Salon de jardin des années 1970 composé de quatre fauteuils et d’un repose-pieds. Ce mobilier d’extérieur témoigne du savoir-faire artisanal de cette époque où le mobilier en bois et rotin tressé connaissait un engouement particulier dans le sud de la France. Le travail de tressage est tout à fait remarquable, tant par sa régularité que par sa densité.
Duchesse cannée du XVIIIe siècle, dont le coussin de siège a été regarni à la façon du XVIIIe siècle et recouvert d’un tissu fleuri aux oiseaux, illustrant le partenariat entre Tatiana de Nicolay et la Maison Thevenon. Ce modèle se compose de six pieds galbés décorés de fleurettes et d’un double cannage.
Paire de lampes en formes de chiens en porcelaine polychrome et bronze doré, dans le goût de Meissen, nouveaux abat-jours en soie doublée de couleur verte et passementerie Houlès.
Croix en or jaune 750 millièmes composée de douze grenats sertis.
Miroir en bois sculpté et argenté du XVIIIe siècle, sur lequel s’entrelacent rinceaux, feuillages et fleurs. Celui-ci est assez exceptionnel de par ses dimensions et sa couleur argentée.
Lustre « à lacets » du XVIIIe siècle à six lumières, composé d’une structure en bois tourné et doré, et d’un ensemble de perles et de pampilles en verre soufflé. Cette typologie et cette dénomination font littéralement référence à la structure de ce lustre qui se compose de « lacis » de fils de fer, sur lesquels s’enfilent les perles de verre, créant ainsi une résille qui était fortement appréciée pour sa diffusion de la lumière.
Paire de gaines de théâtre du XVIIe siècle en bois polychrome sculpté, représentant un élégant drapé noué orné de gros pompons dorés. L’habile sculpture du tissu plissé et la richesse de la polychromie d’origine confèrent à ces pièces un caractère particulièrement théâtral. Très belle patine ancienne conservée.

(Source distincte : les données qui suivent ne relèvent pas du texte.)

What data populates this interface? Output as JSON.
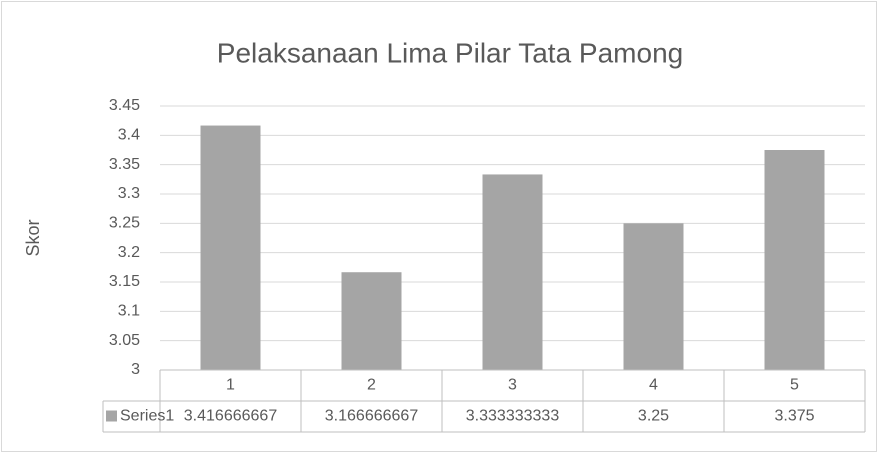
{
  "chart_data": {
    "type": "bar",
    "title": "Pelaksanaan Lima Pilar Tata Pamong",
    "y_label": "Skor",
    "categories": [
      "1",
      "2",
      "3",
      "4",
      "5"
    ],
    "series": [
      {
        "name": "Series1",
        "color": "#a5a5a5",
        "values": [
          3.416666667,
          3.166666667,
          3.333333333,
          3.25,
          3.375
        ]
      }
    ],
    "ylim": [
      3,
      3.45
    ],
    "yticks": [
      3,
      3.05,
      3.1,
      3.15,
      3.2,
      3.25,
      3.3,
      3.35,
      3.4,
      3.45
    ],
    "grid": true,
    "data_table": true
  }
}
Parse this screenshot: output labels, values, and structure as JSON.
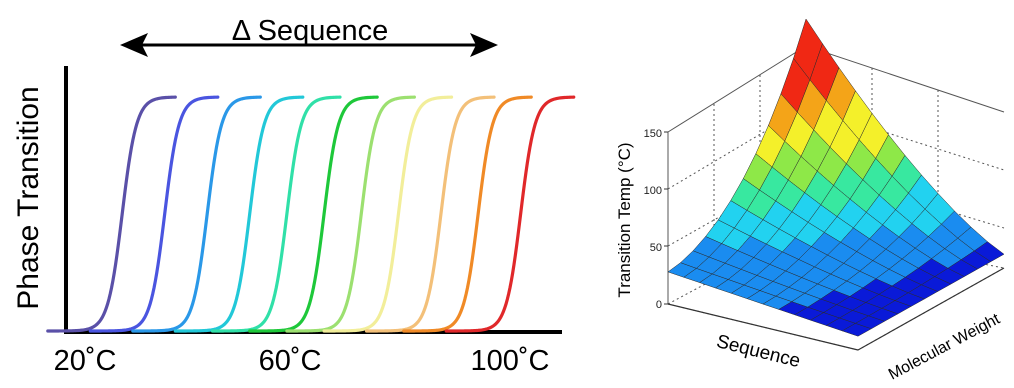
{
  "chart_data": [
    {
      "type": "line",
      "title": "Δ Sequence",
      "ylabel": "Phase Transition",
      "xlabel": "",
      "x_ticks": [
        "20˚C",
        "60˚C",
        "100˚C"
      ],
      "xlim": [
        20,
        100
      ],
      "ylim": [
        0,
        1
      ],
      "grid": false,
      "legend": "none",
      "arrow": "double-headed",
      "series": [
        {
          "midpoint": 27,
          "color": "#5a50a8"
        },
        {
          "midpoint": 35,
          "color": "#4a55e0"
        },
        {
          "midpoint": 43,
          "color": "#2a98e8"
        },
        {
          "midpoint": 51,
          "color": "#22c8d8"
        },
        {
          "midpoint": 58,
          "color": "#30e0a8"
        },
        {
          "midpoint": 65,
          "color": "#1ec83a"
        },
        {
          "midpoint": 72,
          "color": "#9ce070"
        },
        {
          "midpoint": 79,
          "color": "#f2ee9a"
        },
        {
          "midpoint": 87,
          "color": "#f3c079"
        },
        {
          "midpoint": 94,
          "color": "#f08a26"
        },
        {
          "midpoint": 102,
          "color": "#e0282a"
        }
      ]
    },
    {
      "type": "surface",
      "title": "",
      "zlabel": "Transition Temp (°C)",
      "xlabel": "Sequence",
      "ylabel": "Molecular Weight",
      "z_ticks": [
        "0",
        "50",
        "100",
        "150"
      ],
      "zlim": [
        0,
        150
      ],
      "colormap": [
        "#0a1ad8",
        "#1a8cf0",
        "#22d2f0",
        "#38e8a0",
        "#8ee848",
        "#f4f02a",
        "#f4a418",
        "#f02814"
      ],
      "grid": true
    }
  ]
}
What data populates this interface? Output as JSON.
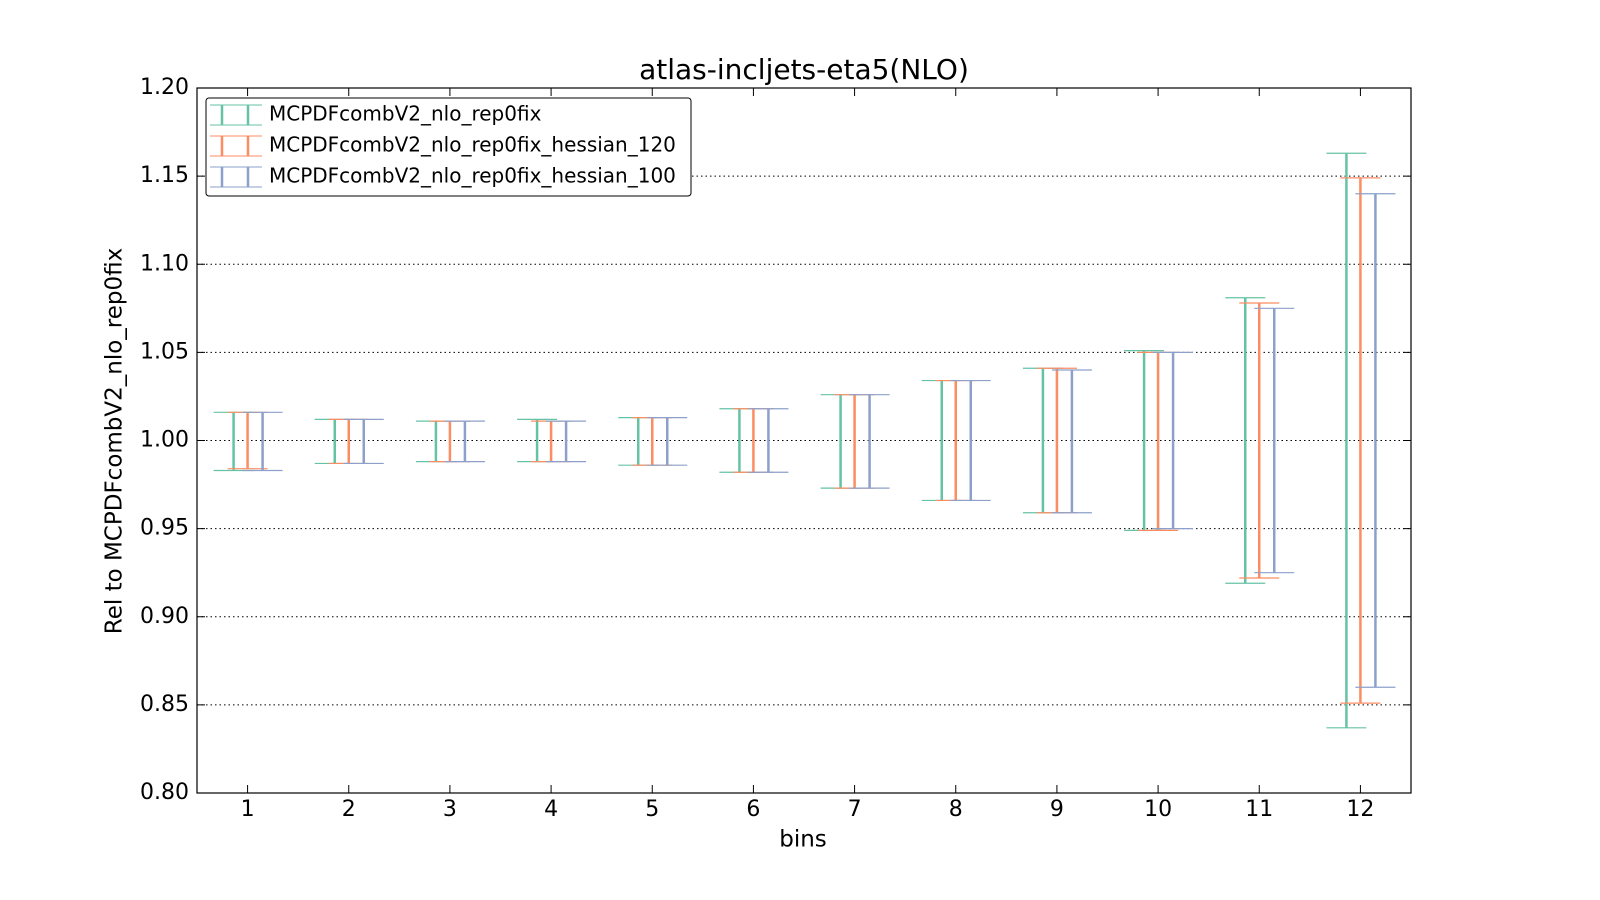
{
  "chart_data": {
    "type": "errorbar",
    "title": "atlas-incljets-eta5(NLO)",
    "x_label": "bins",
    "y_label": "Rel to MCPDFcombV2_nlo_rep0fix",
    "categories": [
      "1",
      "2",
      "3",
      "4",
      "5",
      "6",
      "7",
      "8",
      "9",
      "10",
      "11",
      "12"
    ],
    "ylim": [
      0.8,
      1.2
    ],
    "yticks": [
      {
        "value": 0.8,
        "label": "0.80"
      },
      0.85,
      {
        "value": 0.9,
        "label": "0.90"
      },
      0.95,
      {
        "value": 1.0,
        "label": "1.00"
      },
      1.05,
      {
        "value": 1.1,
        "label": "1.10"
      },
      1.15,
      {
        "value": 1.2,
        "label": "1.20"
      }
    ],
    "grid": true,
    "legend": "upper left",
    "series": [
      {
        "name": "MCPDFcombV2_nlo_rep0fix",
        "color": "#66c2a5",
        "lows": [
          0.983,
          0.987,
          0.988,
          0.988,
          0.986,
          0.982,
          0.973,
          0.966,
          0.959,
          0.949,
          0.919,
          0.837
        ],
        "highs": [
          1.016,
          1.012,
          1.011,
          1.012,
          1.013,
          1.018,
          1.026,
          1.034,
          1.041,
          1.051,
          1.081,
          1.163
        ]
      },
      {
        "name": "MCPDFcombV2_nlo_rep0fix_hessian_120",
        "color": "#fc8d62",
        "lows": [
          0.984,
          0.987,
          0.988,
          0.988,
          0.986,
          0.982,
          0.973,
          0.966,
          0.959,
          0.949,
          0.922,
          0.851
        ],
        "highs": [
          1.016,
          1.012,
          1.011,
          1.011,
          1.013,
          1.018,
          1.026,
          1.034,
          1.041,
          1.05,
          1.078,
          1.149
        ]
      },
      {
        "name": "MCPDFcombV2_nlo_rep0fix_hessian_100",
        "color": "#8da0cb",
        "lows": [
          0.983,
          0.987,
          0.988,
          0.988,
          0.986,
          0.982,
          0.973,
          0.966,
          0.959,
          0.95,
          0.925,
          0.86
        ],
        "highs": [
          1.016,
          1.012,
          1.011,
          1.011,
          1.013,
          1.018,
          1.026,
          1.034,
          1.04,
          1.05,
          1.075,
          1.14
        ]
      }
    ]
  }
}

Portrait d’un jeune homme fort distingué, au vêtement raffiné et au regard poétique. Réalisé dans des tons doux allant du brun au vert, le tableau le représente de trois quarts, sous un arbre, le regard tourné vers le spectateur. Il se détache sur un paysage qui laisse apparaître subtilement, au loin, le château dont il est le propriétaire ; sans doute un témoignage de sa distinction et de sa noblesse. L’ensemble est bordé d’un cadre en bois doré imitant le porphyre.

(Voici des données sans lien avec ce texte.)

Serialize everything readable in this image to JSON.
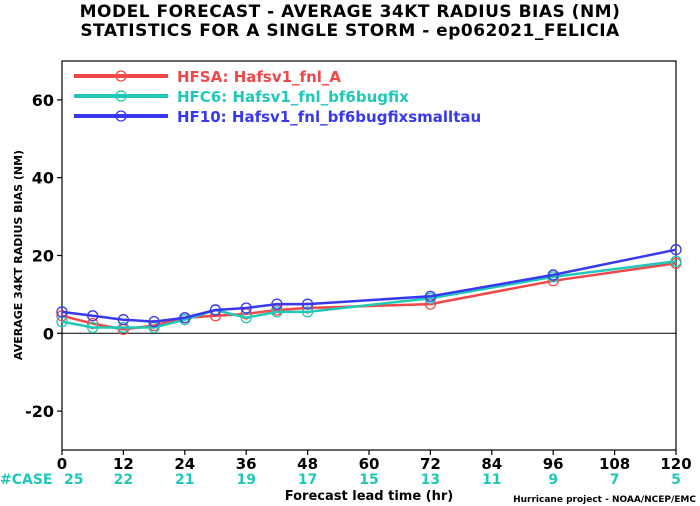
{
  "title_line1": "MODEL FORECAST - AVERAGE 34KT RADIUS BIAS (NM)",
  "title_line2": "STATISTICS FOR A SINGLE STORM - ep062021_FELICIA",
  "credit": "Hurricane project - NOAA/NCEP/EMC",
  "case_label": "#CASE",
  "colors": {
    "HFSA": "#f04848",
    "HFC6": "#20c8b8",
    "HF10": "#3838f0",
    "case": "#20c8b8"
  },
  "chart_data": {
    "type": "line",
    "xlabel": "Forecast lead time (hr)",
    "ylabel": "AVERAGE 34KT RADIUS BIAS (NM)",
    "xlim": [
      0,
      120
    ],
    "ylim": [
      -30,
      70
    ],
    "x_ticks": [
      0,
      12,
      24,
      36,
      48,
      60,
      72,
      84,
      96,
      108,
      120
    ],
    "y_ticks": [
      -20,
      0,
      20,
      40,
      60
    ],
    "legend_position": "top-left",
    "case_counts": [
      25,
      22,
      21,
      19,
      17,
      15,
      13,
      11,
      9,
      7,
      5
    ],
    "series": [
      {
        "name": "HFSA: Hafsv1_fnl_A",
        "key": "HFSA",
        "x": [
          0,
          6,
          12,
          18,
          24,
          30,
          36,
          42,
          48,
          72,
          96,
          120
        ],
        "y": [
          4.5,
          2.5,
          1.0,
          2.0,
          4.0,
          4.5,
          5.0,
          6.0,
          6.5,
          7.5,
          13.5,
          18.0
        ]
      },
      {
        "name": "HFC6: Hafsv1_fnl_bf6bugfix",
        "key": "HFC6",
        "x": [
          0,
          6,
          12,
          18,
          24,
          30,
          36,
          42,
          48,
          72,
          96,
          120
        ],
        "y": [
          3.0,
          1.5,
          1.5,
          1.5,
          3.5,
          6.0,
          4.0,
          5.5,
          5.5,
          9.0,
          14.5,
          18.5
        ]
      },
      {
        "name": "HF10: Hafsv1_fnl_bf6bugfixsmalltau",
        "key": "HF10",
        "x": [
          0,
          6,
          12,
          18,
          24,
          30,
          36,
          42,
          48,
          72,
          96,
          120
        ],
        "y": [
          5.5,
          4.5,
          3.5,
          3.0,
          4.0,
          6.0,
          6.5,
          7.5,
          7.5,
          9.5,
          15.0,
          21.5
        ]
      }
    ]
  }
}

Commode napolitaine du XVIIIe siècle à deux tiroirs, entièrement décorée de motifs floraux et de coquillages. Cette dernière est surélevée par quatre pieds de cervidé.
Console du XVIIIe siècle décorée d’éléments en « arte povera » représentant des guirlandes de fleurs et des vases aux bouquets garnis, sur laquelle repose un important marbre vert avec de jolies courbes. Le tout porté par quatre pieds de cervidés décorés de liserés de feuillages dorés.